Geophysical/remote sensing techniques are often paired with GIS – GIS surveying does not rely on landmarks which may change, move or be destroyed over time. Rather, data is triangulated by satellite to a specific, accurate location in the field.
Kisha’s team is using GPR (ground penetrating radar), magnetometry and drone photography to look for additional cabins. They are looking for what might have been the winter hunting cabins of specific Métis families who submitted a petition at Fort Walsh seeking recognition under Treaty #4.
Remote sensing techniques are often used to pinpoint sites for targeted excavations – They reveal subsurface features, but the hard and messy work of digging is still required to unearth small artifacts.

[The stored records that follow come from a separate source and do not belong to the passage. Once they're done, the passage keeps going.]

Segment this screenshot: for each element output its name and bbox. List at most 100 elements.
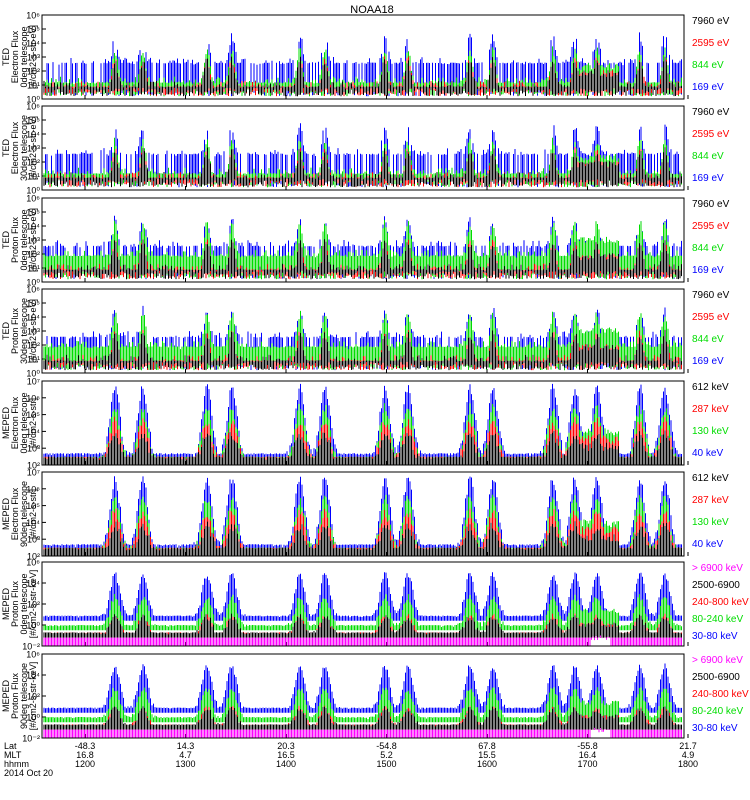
legend-entry: 844 eV — [692, 243, 724, 254]
y-tick-label: 10⁶ — [26, 102, 40, 112]
y-tick-label: 10⁴ — [26, 39, 40, 49]
x-tick-label-hhmm: 1800 — [678, 759, 698, 769]
y-tick-label: 10³ — [27, 236, 40, 246]
y-tick-label: 10⁵ — [26, 208, 40, 218]
y-axis-label: TEDProton Flux30deg telescope[#/cm2-s-st… — [1, 298, 38, 364]
y-tick-label: 10³ — [27, 144, 40, 154]
legend-entry: 2595 eV — [692, 221, 730, 232]
y-tick-label: 10⁴ — [26, 579, 40, 589]
panel-meped-e-0: 10² 10³ 10⁴ 10⁵ 10⁶ 10⁷ MEPEDElectron Flux0deg… — [1, 377, 729, 471]
legend-entry: 130 keV — [692, 426, 729, 437]
series-trace — [43, 635, 682, 646]
legend: 7960 eV 2595 eV 844 eV 169 eV — [692, 199, 730, 276]
legend-entry: 844 eV — [692, 60, 724, 71]
x-tick-label-hhmm: 1300 — [175, 759, 195, 769]
y-tick-label: 10⁶ — [26, 194, 40, 204]
x-tick-label-hhmm: 1200 — [75, 759, 95, 769]
x-row-label: MLT — [4, 750, 22, 760]
legend-entry: 169 eV — [692, 265, 724, 276]
legend: 612 keV 287 keV 130 keV 40 keV — [692, 473, 729, 550]
y-tick-label: 10⁶ — [26, 11, 40, 21]
x-row-label: Lat — [4, 741, 17, 751]
series-trace — [43, 706, 682, 730]
x-tick-label-lat: 67.8 — [478, 741, 496, 751]
y-tick-label: 10⁵ — [26, 299, 40, 309]
legend-entry: 2595 eV — [692, 129, 730, 140]
y-tick-label: 10¹ — [27, 172, 40, 182]
y-axis-label: TEDElectron Flux30deg telescope[#/cm2-s-… — [1, 115, 38, 181]
y-tick-label: 10³ — [27, 535, 40, 545]
y-axis-label: MEPEDElectron Flux90deg telescope[#/cm2-… — [1, 481, 38, 547]
legend-entry: 2500-6900 — [692, 580, 740, 591]
legend-entry: 169 eV — [692, 173, 724, 184]
panel-ted-p-30: 10⁰ 10¹ 10² 10³ 10⁴ 10⁵ 10⁶ TEDProton Flux30deg… — [1, 285, 730, 379]
legend: > 6900 keV 2500-6900 240-800 keV 80-240 keV… — [692, 655, 749, 734]
legend-entry: 7960 eV — [692, 290, 730, 301]
legend-entry: 7960 eV — [692, 16, 730, 27]
series-trace — [43, 147, 682, 188]
y-tick-label: 10² — [27, 692, 40, 702]
legend-entry: 30-80 keV — [692, 631, 738, 642]
legend: 7960 eV 2595 eV 844 eV 169 eV — [692, 107, 730, 184]
y-tick-label: 10⁴ — [26, 427, 40, 437]
series-trace — [43, 727, 682, 738]
y-tick-label: 10² — [27, 158, 40, 168]
x-tick-label-hhmm: 1500 — [376, 759, 396, 769]
x-tick-label-lat: 14.3 — [177, 741, 195, 751]
x-tick-label-mlt: 4.9 — [682, 750, 695, 760]
y-axis-label: MEPEDElectron Flux0deg telescope[#/cm2-s… — [1, 392, 38, 453]
x-tick-label-hhmm: 1700 — [577, 759, 597, 769]
y-tick-label: 10² — [27, 341, 40, 351]
series-trace — [43, 56, 682, 97]
x-tick-label-lat: 20.3 — [277, 741, 295, 751]
x-tick-label-mlt: 16.8 — [76, 750, 94, 760]
y-tick-label: 10⁶ — [26, 650, 40, 660]
panel-ted-e-0: 10⁰ 10¹ 10² 10³ 10⁴ 10⁵ 10⁶ TEDElectron Flux0de… — [1, 11, 730, 105]
y-tick-label: 10¹ — [27, 81, 40, 91]
legend: > 6900 keV 2500-6900 240-800 keV 80-240 keV… — [692, 563, 749, 642]
y-tick-label: 10² — [27, 67, 40, 77]
x-row-label: hhmm — [4, 759, 29, 769]
legend-entry: 287 keV — [692, 404, 729, 415]
y-tick-label: 10⁰ — [26, 186, 40, 196]
x-tick-label-mlt: 16.4 — [579, 750, 597, 760]
y-tick-label: 10⁷ — [27, 377, 40, 387]
y-tick-label: 10¹ — [27, 264, 40, 274]
y-tick-label: 10⁵ — [26, 25, 40, 35]
legend-entry: 240-800 keV — [692, 597, 749, 608]
series-trace — [43, 613, 682, 638]
y-tick-label: 10⁴ — [26, 518, 40, 528]
legend-entry: 612 keV — [692, 382, 729, 393]
legend-entry: 130 keV — [692, 517, 729, 528]
series-trace — [43, 430, 682, 465]
y-tick-label: 10³ — [27, 444, 40, 454]
legend-entry: > 6900 keV — [692, 655, 743, 666]
y-tick-label: 10⁰ — [26, 621, 40, 631]
panel-ted-p-0: 10⁰ 10¹ 10² 10³ 10⁴ 10⁵ 10⁶ TEDProton Flux0deg … — [1, 194, 730, 288]
y-tick-label: 10⁴ — [26, 222, 40, 232]
y-tick-label: 10⁷ — [27, 468, 40, 478]
y-tick-label: 10⁶ — [26, 393, 40, 403]
y-axis-label: TEDElectron Flux0deg telescope[#/cm2-s-s… — [1, 25, 38, 89]
legend-entry: 2595 eV — [692, 38, 730, 49]
legend-entry: 612 keV — [692, 473, 729, 484]
x-tick-label-hhmm: 1600 — [477, 759, 497, 769]
legend: 612 keV 287 keV 130 keV 40 keV — [692, 382, 729, 459]
legend-entry: 844 eV — [692, 151, 724, 162]
x-tick-label-mlt: 5.2 — [380, 750, 393, 760]
legend-entry: 80-240 keV — [692, 706, 743, 717]
y-tick-label: 10⁵ — [26, 501, 40, 511]
date-label: 2014 Oct 20 — [4, 768, 53, 778]
legend-entry: > 6900 keV — [692, 563, 743, 574]
y-axis-label: MEPEDProton Flux0deg telescope[#/cm2-s-s… — [1, 570, 38, 639]
series-trace — [46, 32, 682, 97]
y-tick-label: 10⁴ — [26, 130, 40, 140]
y-axis-label: MEPEDProton Flux90deg telescope[#/cm2-s-… — [1, 662, 38, 731]
x-tick-label-mlt: 16.5 — [277, 750, 295, 760]
y-tick-label: 10¹ — [27, 355, 40, 365]
x-tick-label-mlt: 4.7 — [179, 750, 192, 760]
legend: 7960 eV 2595 eV 844 eV 169 eV — [692, 16, 730, 93]
x-tick-label-lat: -55.8 — [577, 741, 598, 751]
y-tick-label: 10⁶ — [26, 285, 40, 295]
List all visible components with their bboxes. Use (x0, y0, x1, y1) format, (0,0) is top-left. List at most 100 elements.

“This technology is really important because its a non-invasive technique to investigate sites.”
– Dr. Rudy Reimer
Coolest Find at Chimney Coulee
Graduate student Eric Tebby shows Jen and Jacob the coolest find at Chimney Coulee to date – a flower design consisting of over 400 colourful beads, which may have once decorated a turn of the century Métis moccasin. A remarkable example of Métis beadwork in situ, it was meticulously uncovered and carefully extracted intact.
Mêtis Ancestry
Métis history at Chimney Coulee is difficult to trace, and even more so, the lives of Métis women. Historical archaeology provides important clues. Graduate student Eric Tebby shows Jen and Jacob a remarkable example of beadwork found in situ at Chimney Coulee, tracing census data to identify the families who once lived here, and the woman who may have originally created this extraordinary beadwork.